Project Manufacturing & Aerospace: Made for Each Other

Aerospace manufacturing presents a number of unique challenges for companies that build products in that arena.  Many of these challenges can be mitigated when the business adopts a project-based manufacturing model. This is true for Australian based aerospace companies, as well as for manufacturing operations located in Australia, that are part of extended international companies.

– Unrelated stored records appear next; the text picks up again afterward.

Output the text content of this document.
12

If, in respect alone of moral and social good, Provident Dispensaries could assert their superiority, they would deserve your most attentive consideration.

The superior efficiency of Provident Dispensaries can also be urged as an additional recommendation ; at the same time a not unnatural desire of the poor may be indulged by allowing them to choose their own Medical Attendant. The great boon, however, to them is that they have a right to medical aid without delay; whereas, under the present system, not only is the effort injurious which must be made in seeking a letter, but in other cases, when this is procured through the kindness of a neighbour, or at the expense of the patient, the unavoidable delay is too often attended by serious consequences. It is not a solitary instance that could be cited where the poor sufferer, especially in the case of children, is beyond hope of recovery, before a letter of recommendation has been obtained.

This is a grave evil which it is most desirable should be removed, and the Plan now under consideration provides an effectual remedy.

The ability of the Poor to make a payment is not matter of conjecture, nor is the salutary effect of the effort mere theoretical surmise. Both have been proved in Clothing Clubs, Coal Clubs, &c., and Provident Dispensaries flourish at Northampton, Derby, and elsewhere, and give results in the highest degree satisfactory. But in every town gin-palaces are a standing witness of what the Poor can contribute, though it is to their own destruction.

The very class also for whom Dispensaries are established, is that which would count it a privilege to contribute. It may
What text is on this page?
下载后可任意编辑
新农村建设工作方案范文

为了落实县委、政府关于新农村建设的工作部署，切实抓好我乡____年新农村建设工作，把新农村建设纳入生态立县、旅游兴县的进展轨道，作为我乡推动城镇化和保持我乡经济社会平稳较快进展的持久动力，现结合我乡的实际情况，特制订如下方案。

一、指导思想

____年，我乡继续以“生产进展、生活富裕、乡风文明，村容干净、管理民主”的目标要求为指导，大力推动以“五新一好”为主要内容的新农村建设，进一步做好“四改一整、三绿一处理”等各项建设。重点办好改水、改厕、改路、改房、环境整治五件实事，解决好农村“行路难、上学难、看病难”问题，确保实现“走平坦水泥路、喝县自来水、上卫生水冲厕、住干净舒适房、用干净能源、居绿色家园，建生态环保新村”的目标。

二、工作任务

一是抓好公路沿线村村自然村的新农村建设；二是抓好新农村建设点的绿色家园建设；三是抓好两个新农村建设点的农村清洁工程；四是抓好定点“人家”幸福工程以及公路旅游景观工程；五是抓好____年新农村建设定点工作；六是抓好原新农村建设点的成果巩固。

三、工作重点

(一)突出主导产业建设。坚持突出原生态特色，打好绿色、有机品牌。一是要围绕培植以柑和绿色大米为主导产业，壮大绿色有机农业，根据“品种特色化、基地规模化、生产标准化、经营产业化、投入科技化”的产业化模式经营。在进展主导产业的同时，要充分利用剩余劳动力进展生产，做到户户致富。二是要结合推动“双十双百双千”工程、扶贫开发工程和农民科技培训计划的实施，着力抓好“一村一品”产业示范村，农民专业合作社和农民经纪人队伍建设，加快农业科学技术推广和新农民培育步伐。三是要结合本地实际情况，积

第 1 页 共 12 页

There are a number of reasons why aerospace manufacturing is helped with a project management orientation. Here are a few:

  • Aerospace products are typically built to very tight specifications. The business will want to be sure that each iteration of product delivered to the customer meets the exacting specifications as identified in the customer’s procurement documents. Project based manufacturing provides specific milestones and sign-offs that document how each product produced has met those exacting requirements.
  • Aerospace product acquisitions are frequently contract driven with demanding cost allocation support requirements built into the specs. These are typically subject to audit. Businesses want to be able to clearly establish cost parameters for allocating indirect costs over the individual product produced and the project in general. Project-based management is set up to track those types of financial processes in a manner that is generally accepted by financial authority.
  • Aerospace businesses usually serve multiple customers, building multiple products with varying degrees of similarity and specified performance requirements. The ability to segregate effort, supply and part acquisition sources and costs, as well as quality testing, is essential. Adopting a project view facilitates the segregation of this information which supports the business’ ability to document and certify their performance for each customer.
  • Compliance issues specific to the individual product acquisition are best addressed under the product management orientation, as well. This covers everything from knowing what companies provide supplies and parts, what employees are allowed access to the production of the product, cost supported pricing of the product and price comparison to commercial markets and quality testing processes used, and documentation of, testing results. Federal contracts frequently allow for extreme penalties against companies and employees that avoid, falsify certify compliance or otherwise fail to comply.

It should also be noted that project manufacturing does not need to be adopted by the entire enterprise. If your operation builds product for Aerospace in Sydney and you have other facilities building products for Agriculture or Mining in Brisbane, Perth or off-shore, those facilities can operate in whatever mode best suits their needs.

Aerospace is a demanding, highly scrutinised and highly regulated manufacturing market segment. Project manufacturing can mean the difference between success and failure on so many levels. If you want to maximise your chances for success, serious consideration should be given to adopting project based manufacturing in your aerospace production facilities and operations.